Ramesh, a day trader on the stock market, buys (takes a long position) 100 shares of company ABC at Rs 200 per share, expecting the price to go up to Rs 210 during the day. He places his stop loss at Rs 197, assuming that if the price declines from his purchase price of Rs 200, it would bounce back from the level of Rs197.50 and sets the target (book profit) price at Rs 210. Now, contrary to Ramesh’s expectation, instead of the price going up from Rs 200 to Rs 210, the price of ABC declines to Rs 197.20 At this point, Ramesh decides to move the stop loss further down to Rs 192 as he reckons that the price of ABC is likely to rebound from around the second demand zone at Rs 192.50-Rs 194 and, thereby, he would be able to avoid getting stopped out of the trade with a loss of Rs 300(i.e. Rs 3 per share). Now, the price of ABC further declines to Rs 192.20 and Ramesh panics. His notional loss on this trade has mounted to Rs780 (i.e. Rs7.80 per share). He decides to move his stop loss further down to Rs 187.5 as he finds yet another demand zone at Rs 188-190, but the stock price relentlessly breaches one demand zone after another and reaches Rs 188. The notional loss suffered by Ramesh on this trade has now mounted to Rs 1200 (i.e. Rs200 minus Rs 188 x 100). Now, he has two options, either to square off the trade and exit with a loss of Rs 1200 or to move his stop loss further down to yet another demand zone at the price level of, say, Rs 185 and look at the prospect of increasing his loss on this trade to Rs 1,500.

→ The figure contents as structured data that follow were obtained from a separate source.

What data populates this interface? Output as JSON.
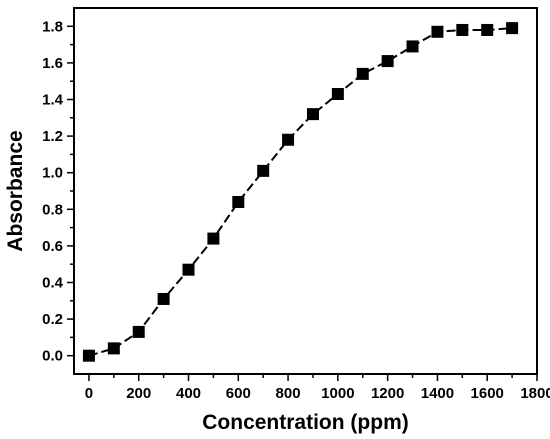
{
  "chart_data": {
    "type": "line",
    "title": "",
    "xlabel": "Concentration (ppm)",
    "ylabel": "Absorbance",
    "xlim": [
      -60,
      1800
    ],
    "ylim": [
      -0.1,
      1.9
    ],
    "xticks": [
      0,
      200,
      400,
      600,
      800,
      1000,
      1200,
      1400,
      1600,
      1800
    ],
    "yticks": [
      0.0,
      0.2,
      0.4,
      0.6,
      0.8,
      1.0,
      1.2,
      1.4,
      1.6,
      1.8
    ],
    "tick_labels_x": [
      "0",
      "200",
      "400",
      "600",
      "800",
      "1000",
      "1200",
      "1400",
      "1600",
      "1800"
    ],
    "tick_labels_y": [
      "0.0",
      "0.2",
      "0.4",
      "0.6",
      "0.8",
      "1.0",
      "1.2",
      "1.4",
      "1.6",
      "1.8"
    ],
    "grid": false,
    "series": [
      {
        "marker": "filled-square",
        "line_style": "dashed",
        "color": "#000000",
        "x": [
          0,
          100,
          200,
          300,
          400,
          500,
          600,
          700,
          800,
          900,
          1000,
          1100,
          1200,
          1300,
          1400,
          1500,
          1600,
          1700
        ],
        "y": [
          0.0,
          0.04,
          0.13,
          0.31,
          0.47,
          0.64,
          0.84,
          1.01,
          1.18,
          1.32,
          1.43,
          1.54,
          1.61,
          1.69,
          1.77,
          1.78,
          1.78,
          1.79
        ]
      }
    ]
  }
}
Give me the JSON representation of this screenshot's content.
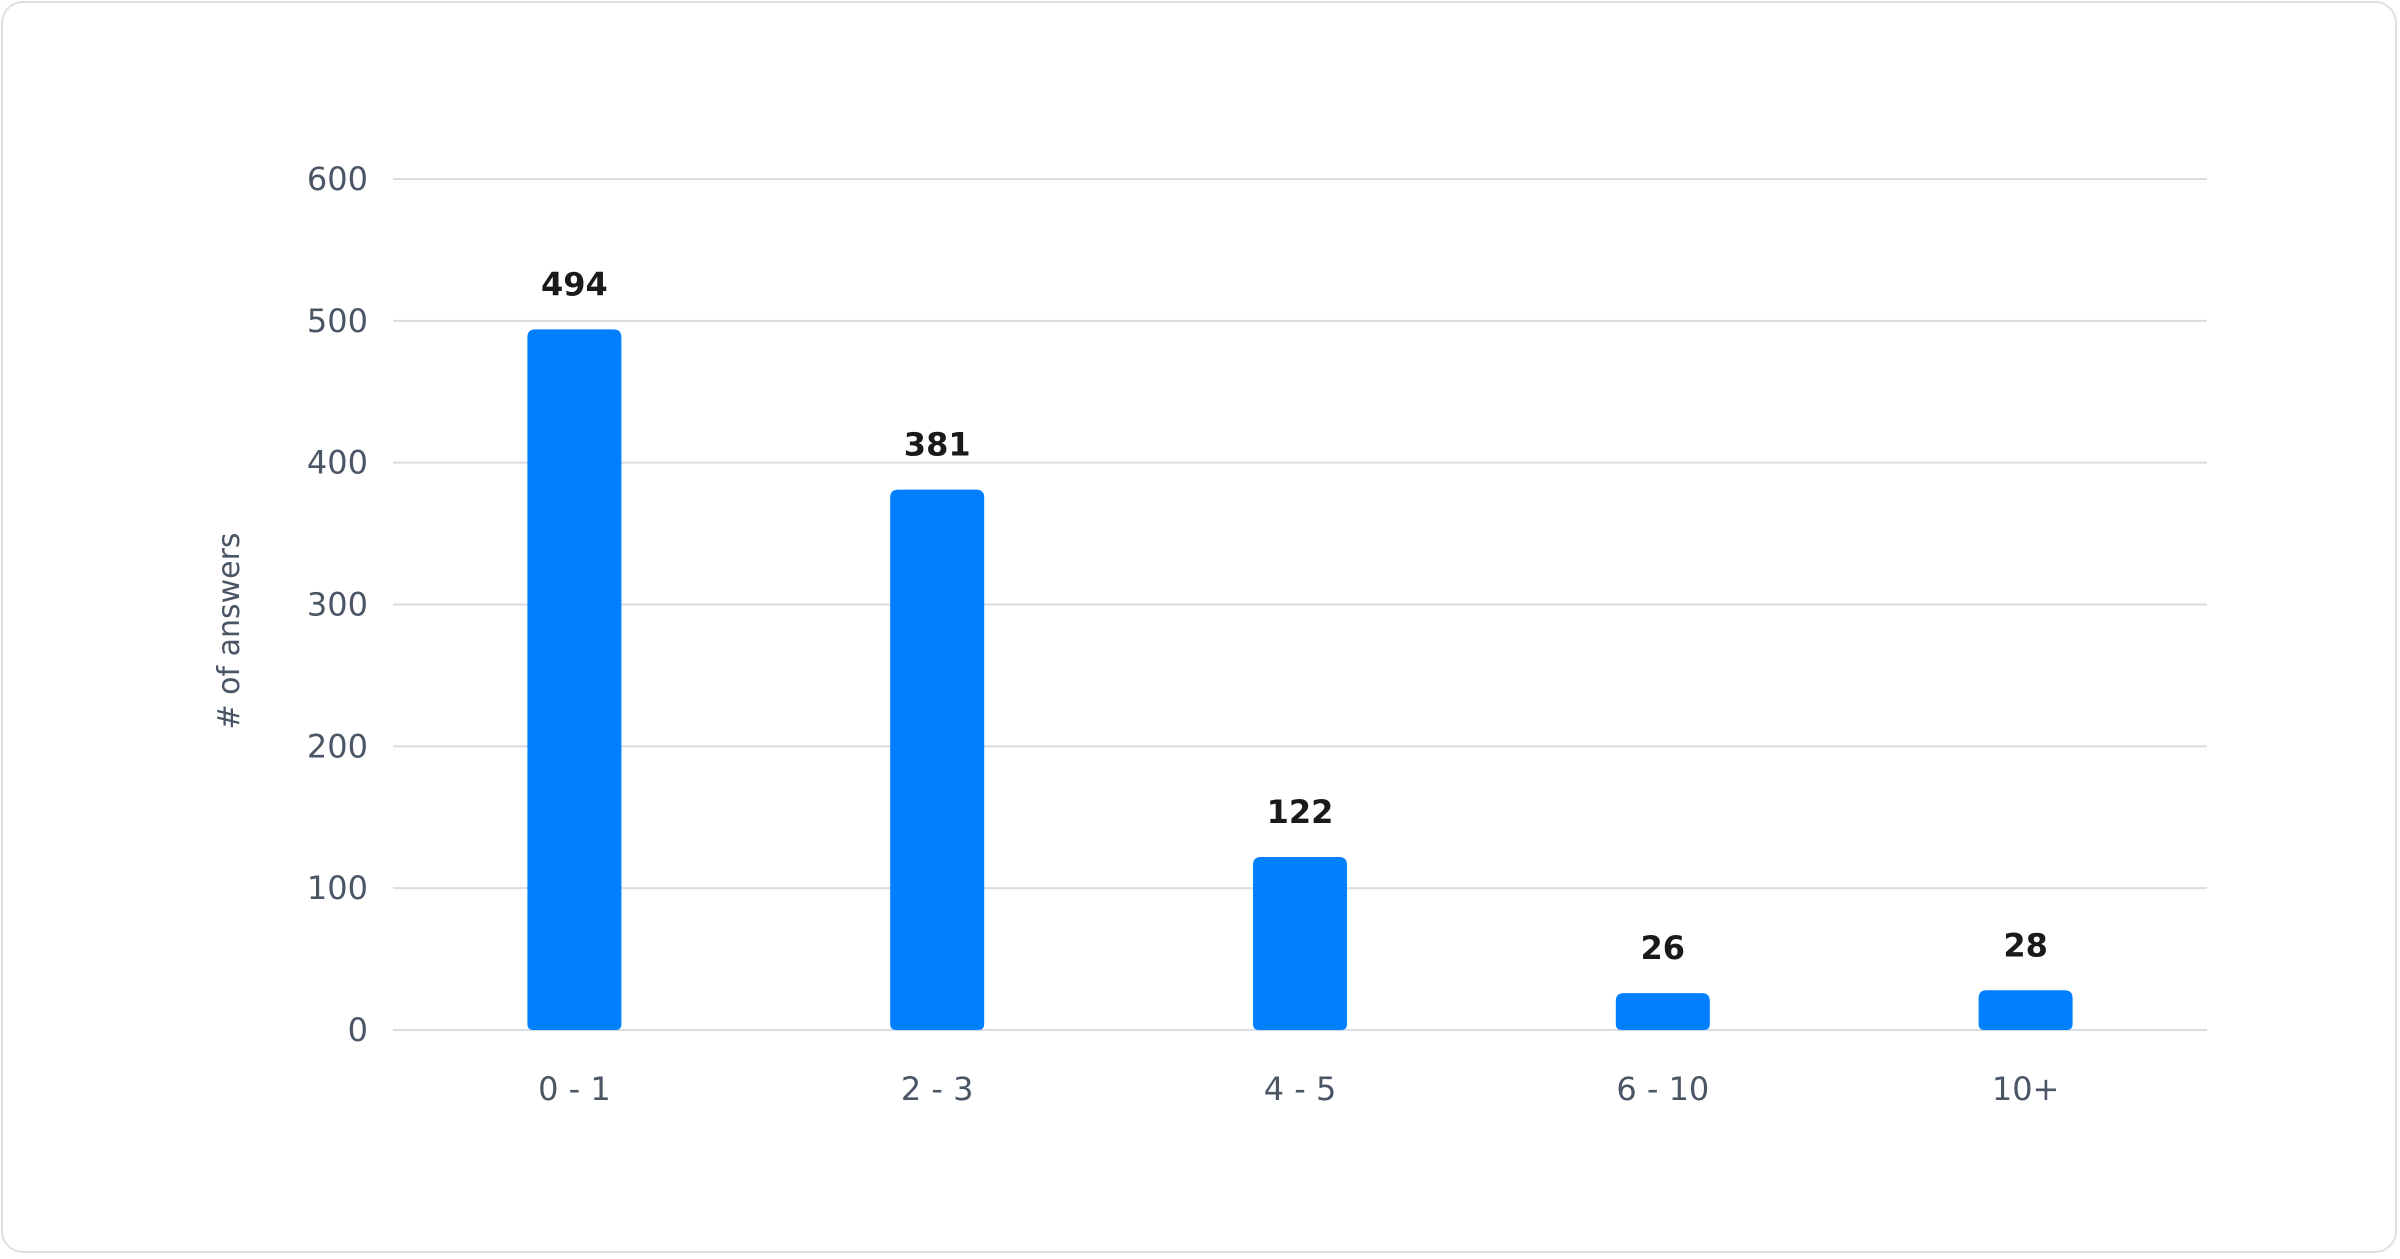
{
  "chart_data": {
    "type": "bar",
    "categories": [
      "0 - 1",
      "2 - 3",
      "4 - 5",
      "6 - 10",
      "10+"
    ],
    "values": [
      494,
      381,
      122,
      26,
      28
    ],
    "title": "",
    "xlabel": "",
    "ylabel": "# of answers",
    "ylim": [
      0,
      600
    ],
    "yticks": [
      0,
      100,
      200,
      300,
      400,
      500,
      600
    ],
    "grid": true,
    "data_labels": true,
    "bar_color": "#007fff",
    "grid_color": "#d9dce1"
  }
}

Instead of moving his stop loss and incurring a heavy loss on a single trade, Ramesh could have strictly stuck to his stop loss and allowed the stop loss to be triggered at Rs 197 in the first place. He would have incurred a loss of Rs 300 on his first trade. Then, he could have placed a fresh buy order at Rs 194, with a stop loss at Rs 192. This trade would have also resulted in a loss of Rs 200. If Ramesh was still confident of a bounce back, he could have placed a third order at Rs 190 with a stop loss at Rs 188, which if triggered, would have again resulted in a loss of Rs 200. Now, compared with the loss of Rs 1,200 suffered by Ramesh on a single trade by moving the stop loss progressively down to Rs 188, the total loss suffered by him on the three trades would have been much lesser at Rs 700 (Rs 300+Rs 200+Rs 200) if he had allowed the stop losses to be triggered on all three positions.

The same applies to stop loss on a short position (sell trade), in which case it is a bad idea to move the stop loss higher up when the stock price is moving against the short position, i.e., rising higher up from the sell price.